En estos días que tanto se dijo sobre los niños que lloran porque no les permiten asistir a la escuela, recordé un episodio de mi niñez sanjuanina, cuando cursaba la primaria en la “Normal Sarmiento” de San Juan. En el mismo edificio que ocupa una manzana entera funcionaban el jardín de infantes, primaria, secundaria y profesorados de distintas asignaturas.
Si la memoria no me falla, estaba en segundo
grado, una de esas tardes de otoño en que el sol atravesaba las ventanas
altísimas, inalcanzables para nuestra estatura y estampaba manchas luminosas en
el piso de madera y en el pizarrón. Alguien vino a hablar con la “señorita”

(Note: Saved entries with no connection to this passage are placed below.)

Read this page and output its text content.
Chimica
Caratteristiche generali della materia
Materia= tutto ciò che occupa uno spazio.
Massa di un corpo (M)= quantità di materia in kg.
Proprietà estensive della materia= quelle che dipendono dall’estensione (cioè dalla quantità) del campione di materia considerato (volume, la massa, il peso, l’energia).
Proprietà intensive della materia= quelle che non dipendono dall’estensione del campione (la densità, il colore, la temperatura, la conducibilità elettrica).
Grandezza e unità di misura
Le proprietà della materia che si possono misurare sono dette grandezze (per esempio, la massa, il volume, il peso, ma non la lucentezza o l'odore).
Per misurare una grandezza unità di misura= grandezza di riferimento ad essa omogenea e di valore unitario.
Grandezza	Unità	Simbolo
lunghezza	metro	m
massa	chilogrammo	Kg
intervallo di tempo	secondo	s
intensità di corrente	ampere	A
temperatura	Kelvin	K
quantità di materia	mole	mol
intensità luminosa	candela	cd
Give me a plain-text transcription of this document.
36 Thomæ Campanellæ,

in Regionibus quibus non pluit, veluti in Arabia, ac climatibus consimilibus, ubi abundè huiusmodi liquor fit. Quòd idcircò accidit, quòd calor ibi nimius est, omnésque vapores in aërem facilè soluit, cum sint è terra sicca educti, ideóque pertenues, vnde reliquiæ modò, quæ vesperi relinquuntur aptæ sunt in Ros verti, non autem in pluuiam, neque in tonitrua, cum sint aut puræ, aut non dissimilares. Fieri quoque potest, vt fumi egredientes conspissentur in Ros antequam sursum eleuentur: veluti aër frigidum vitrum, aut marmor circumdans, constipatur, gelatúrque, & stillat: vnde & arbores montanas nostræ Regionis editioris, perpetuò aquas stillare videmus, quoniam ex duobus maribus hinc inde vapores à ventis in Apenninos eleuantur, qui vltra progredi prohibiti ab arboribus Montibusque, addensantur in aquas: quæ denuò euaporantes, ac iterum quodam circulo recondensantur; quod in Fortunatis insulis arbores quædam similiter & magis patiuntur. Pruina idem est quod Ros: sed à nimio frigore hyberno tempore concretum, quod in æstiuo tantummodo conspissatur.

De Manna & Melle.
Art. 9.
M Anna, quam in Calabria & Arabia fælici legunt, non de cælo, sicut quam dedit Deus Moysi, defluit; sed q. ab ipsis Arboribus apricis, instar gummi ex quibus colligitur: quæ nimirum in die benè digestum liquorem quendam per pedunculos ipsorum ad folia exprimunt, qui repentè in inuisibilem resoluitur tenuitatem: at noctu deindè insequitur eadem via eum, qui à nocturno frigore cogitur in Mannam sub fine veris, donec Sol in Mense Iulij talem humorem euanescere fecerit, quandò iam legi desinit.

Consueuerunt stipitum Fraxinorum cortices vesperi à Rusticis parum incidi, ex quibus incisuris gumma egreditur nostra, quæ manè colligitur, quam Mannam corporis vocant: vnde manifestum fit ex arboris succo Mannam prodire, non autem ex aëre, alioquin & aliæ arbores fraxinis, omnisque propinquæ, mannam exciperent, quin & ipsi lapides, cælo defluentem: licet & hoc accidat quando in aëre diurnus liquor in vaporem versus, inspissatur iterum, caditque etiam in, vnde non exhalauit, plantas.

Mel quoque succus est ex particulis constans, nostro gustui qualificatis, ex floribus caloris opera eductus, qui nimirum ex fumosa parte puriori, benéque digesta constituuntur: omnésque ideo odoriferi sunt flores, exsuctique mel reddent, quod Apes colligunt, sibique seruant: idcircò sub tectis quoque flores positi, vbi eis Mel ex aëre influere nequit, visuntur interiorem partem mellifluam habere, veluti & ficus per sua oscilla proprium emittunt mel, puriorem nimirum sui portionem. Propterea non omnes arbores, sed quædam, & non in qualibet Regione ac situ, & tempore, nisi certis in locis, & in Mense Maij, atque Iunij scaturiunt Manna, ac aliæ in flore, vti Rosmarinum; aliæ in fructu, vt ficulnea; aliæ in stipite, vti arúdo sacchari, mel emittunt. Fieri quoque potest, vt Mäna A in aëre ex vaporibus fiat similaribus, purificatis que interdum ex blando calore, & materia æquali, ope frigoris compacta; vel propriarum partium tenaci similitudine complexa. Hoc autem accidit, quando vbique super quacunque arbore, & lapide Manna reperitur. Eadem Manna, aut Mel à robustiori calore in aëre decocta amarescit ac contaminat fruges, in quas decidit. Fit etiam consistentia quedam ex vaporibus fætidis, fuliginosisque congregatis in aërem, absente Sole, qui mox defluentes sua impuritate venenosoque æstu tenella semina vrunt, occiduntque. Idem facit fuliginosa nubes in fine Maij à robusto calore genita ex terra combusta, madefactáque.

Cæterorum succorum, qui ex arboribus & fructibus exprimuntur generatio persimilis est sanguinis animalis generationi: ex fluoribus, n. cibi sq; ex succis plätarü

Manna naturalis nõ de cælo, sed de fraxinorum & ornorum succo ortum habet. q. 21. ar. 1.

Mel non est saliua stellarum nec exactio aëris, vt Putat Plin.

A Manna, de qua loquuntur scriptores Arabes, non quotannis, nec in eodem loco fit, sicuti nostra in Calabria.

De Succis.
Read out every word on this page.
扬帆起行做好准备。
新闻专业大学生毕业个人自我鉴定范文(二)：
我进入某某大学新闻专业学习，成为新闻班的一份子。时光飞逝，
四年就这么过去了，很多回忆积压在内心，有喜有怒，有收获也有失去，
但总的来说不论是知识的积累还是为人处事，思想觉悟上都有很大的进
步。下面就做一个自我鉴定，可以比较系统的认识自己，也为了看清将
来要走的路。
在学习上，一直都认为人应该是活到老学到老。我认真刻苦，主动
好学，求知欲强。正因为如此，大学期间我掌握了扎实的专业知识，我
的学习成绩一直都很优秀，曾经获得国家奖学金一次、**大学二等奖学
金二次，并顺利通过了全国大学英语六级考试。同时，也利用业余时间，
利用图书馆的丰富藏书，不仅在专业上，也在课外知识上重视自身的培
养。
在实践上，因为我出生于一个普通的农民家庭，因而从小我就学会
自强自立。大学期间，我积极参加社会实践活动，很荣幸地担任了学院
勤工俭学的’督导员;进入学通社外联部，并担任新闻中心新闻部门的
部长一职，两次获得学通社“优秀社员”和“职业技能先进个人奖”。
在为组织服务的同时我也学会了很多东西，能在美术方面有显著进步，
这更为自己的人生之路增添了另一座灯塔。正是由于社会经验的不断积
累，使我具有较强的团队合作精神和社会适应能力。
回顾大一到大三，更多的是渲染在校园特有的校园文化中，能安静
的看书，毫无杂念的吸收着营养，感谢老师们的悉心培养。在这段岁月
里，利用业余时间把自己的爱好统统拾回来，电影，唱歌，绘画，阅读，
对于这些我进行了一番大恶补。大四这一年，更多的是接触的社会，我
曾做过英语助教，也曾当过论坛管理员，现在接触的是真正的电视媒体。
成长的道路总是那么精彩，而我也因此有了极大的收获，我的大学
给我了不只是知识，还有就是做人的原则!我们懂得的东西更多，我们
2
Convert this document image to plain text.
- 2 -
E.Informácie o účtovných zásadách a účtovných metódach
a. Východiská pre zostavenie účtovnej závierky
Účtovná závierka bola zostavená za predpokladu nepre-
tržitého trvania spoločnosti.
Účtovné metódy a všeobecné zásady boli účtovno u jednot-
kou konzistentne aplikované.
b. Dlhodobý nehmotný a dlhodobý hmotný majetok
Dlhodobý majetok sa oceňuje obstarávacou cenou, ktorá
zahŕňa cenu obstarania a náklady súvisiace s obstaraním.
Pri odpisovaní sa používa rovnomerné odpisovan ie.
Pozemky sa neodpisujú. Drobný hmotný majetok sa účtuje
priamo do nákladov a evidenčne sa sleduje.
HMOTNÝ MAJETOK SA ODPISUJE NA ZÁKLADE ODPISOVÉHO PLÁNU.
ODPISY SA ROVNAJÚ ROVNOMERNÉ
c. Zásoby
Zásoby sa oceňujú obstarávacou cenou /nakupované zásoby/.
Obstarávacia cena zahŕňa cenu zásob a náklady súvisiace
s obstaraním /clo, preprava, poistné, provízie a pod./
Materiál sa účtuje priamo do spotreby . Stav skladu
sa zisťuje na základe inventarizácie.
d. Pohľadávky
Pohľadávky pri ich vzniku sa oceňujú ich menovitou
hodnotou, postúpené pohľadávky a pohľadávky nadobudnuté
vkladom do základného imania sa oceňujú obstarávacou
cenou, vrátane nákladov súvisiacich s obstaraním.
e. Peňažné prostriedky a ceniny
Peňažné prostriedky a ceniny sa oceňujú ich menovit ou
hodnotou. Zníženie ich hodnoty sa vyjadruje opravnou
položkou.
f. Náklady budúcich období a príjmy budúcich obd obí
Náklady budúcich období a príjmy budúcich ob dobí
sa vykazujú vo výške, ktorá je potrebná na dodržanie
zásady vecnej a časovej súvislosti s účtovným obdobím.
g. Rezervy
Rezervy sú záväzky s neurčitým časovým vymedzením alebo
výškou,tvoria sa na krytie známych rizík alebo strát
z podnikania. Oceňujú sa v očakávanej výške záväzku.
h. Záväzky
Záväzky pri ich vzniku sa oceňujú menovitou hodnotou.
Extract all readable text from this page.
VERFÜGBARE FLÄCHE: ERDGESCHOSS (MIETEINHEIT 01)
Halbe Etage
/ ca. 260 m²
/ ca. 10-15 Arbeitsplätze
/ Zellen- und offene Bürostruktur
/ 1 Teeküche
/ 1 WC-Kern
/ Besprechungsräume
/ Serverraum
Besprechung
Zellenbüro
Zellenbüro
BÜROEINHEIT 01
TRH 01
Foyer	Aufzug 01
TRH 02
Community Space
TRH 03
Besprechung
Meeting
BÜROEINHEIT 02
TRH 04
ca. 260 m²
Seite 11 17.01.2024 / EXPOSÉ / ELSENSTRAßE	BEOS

Raquel. Cuando esa persona se retiró, la maestra pidió silencio y nos comunicó
que a partir de ese momento se suspendían las clases porque la escuela estaba
de duelo: había muerto un directivo del profesorado, un personaje totalmente ignorado
por estudiantes de siete años en ese momento.
Una compañerita, Susana, muy graciosa con su
cara redonda y su pelo crespo peinado en dos trencitas tomó la representación
de todos y se puso a gritar de contenta; imposible olvidar tanta alegría al
festejar que nos íbamos de la escuela, y se formó una algarabía general que
duró muy poco, porque la maestra, muy enojada, nos retó y nos dijo que éramos
poco menos que unos salvajes desalmados y no respetábamos la muerte de ese
señor desconocido. Nos llamamos a silencio, pero la alegría era indisimulable.